Simple Neural Network for MNIST from Scratch using NumPy

This project implements a simple neural network for classifying handwritten digits from the MNIST dataset. The neural network is built from scratch using only NumPy, demonstrating fundamental concepts of neural networks including forward propagation, backward propagation, and gradient descent.

Features

  • Forward Propagation: Implemented for a two-layer neural network.
  • Backward Propagation: Includes the calculation of gradients for weights and biases.
  • Gradient Descent: Updates weights and biases to minimize the loss function.
  • MNIST Data Handling: Loading and preprocessing of the MNIST dataset. -Visualization: Displays sample predictions with the corresponding handwritten digit images.

Requirements

  • Python 3.x
  • NumPy
  • pandas
  • Matplotlib

Installation

Clone the repository:

  git clone https://github.com/yourusername/Simple-Neural-Network.git
  cd mnist-numpy-neural-network

Install dependencies:

pip install numpy matplotlib
pip install pandas
pip install numpy

Download the MNIST dataset:

You can download the MNIST dataset from https://www.kaggle.com/datasets/hojjatk/mnist-dataset or use the provided script.

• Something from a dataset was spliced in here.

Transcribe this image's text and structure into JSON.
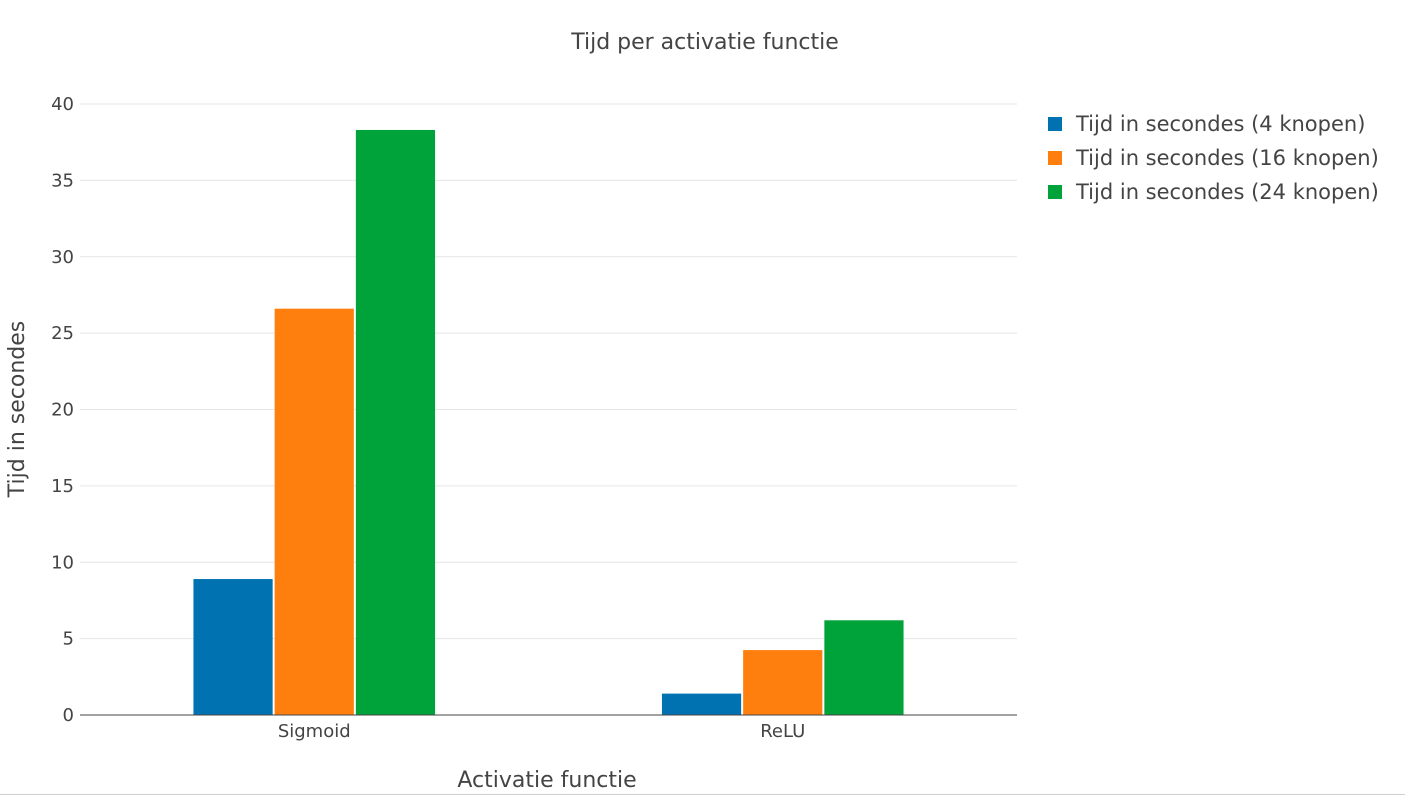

Training the Neural Network

Initialize Parameters:

def init_params():
    W1 = np.random.rand(10, 784) - 0.5
    b1 = np.random.rand(10, 1) - 0.5
    W2 = np.random.rand(10, 10) - 0.5
    b2 = np.random.rand(10, 1) - 0.5
    return W1, b1, W2, b2
Forward Propagation:

def forward_prop(W1, b1, W2, b2, X):
    Z1 = W1.dot(X) + b1
    A1 = ReLU(Z1)
    Z2 = W2.dot(A1) + b2
    A2 = softmax(Z2)
    return Z1, A1, Z2, A2
Backward Propagation:

def backward_prop(Z1, A1, Z2, A2, W1, W2, X, Y):
    one_hot_Y = one_hot(Y)
    dZ2 = A2 - one_hot_Y
    dW2 = 1 / m * dZ2.dot(A1.T)
    db2 = 1 / m * np.sum(dZ2)
    dZ1 = W2.T.dot(dZ2) * ReLU_deriv(Z1)
    dW1 = 1 / m * dZ1.dot(X.T)
    db1 = 1 / m * np.sum(dZ1)
    return dW1, db1, dW2, db2
Update Parameters:

def update_params(W1, b1, W2, b2, dW1, db1, dW2, db2, alpha):
    W1 = W1 - alpha * dW1
    b1 = b1 - alpha * db1    
    W2 = W2 - alpha * dW2  
    b2 = b2 - alpha * db2    
    return W1, b1, W2, b2
Gradient Descent:

def gradient_descent(X, Y, alpha, iterations):
    W1, b1, W2, b2 = init_params()
    for i in range(iterations):
        Z1, A1, Z2, A2 = forward_prop(W1, b1, W2, b2, X)
        dW1, db1, dW2, db2 = backward_prop(Z1, A1, Z2, A2, W1, W2, X, Y)
        W1, b1, W2, b2 = update_params(W1, b1, W2, b2, dW1, db1, dW2, db2, alpha)
        if i % 10 == 0:
            print("Iteration: ", i)
            predictions = get_predictions(A2)
            print(get_accuracy(predictions, Y))
    return W1, b1, W2, b2

Training the Neural Network

Make Predictions:

def make_predictions(X, W1, b1, W2, b2):
    _, _, _, A2 = forward_prop(W1, b1, W2, b2, X)
    predictions = get_predictions(A2)
    return predictions
Test Prediction::
def test_prediction(index, W1, b1, W2, b2):
    current_image = X_train[:, index, None]
    prediction = make_predictions(X_train[:, index, None], W1, b1, W2, b2)
    label = Y_train[index]
    print("Prediction: ", prediction)
    print("Label: ", label)

License

This project is licensed under the MIT License. See the LICENSE file for details.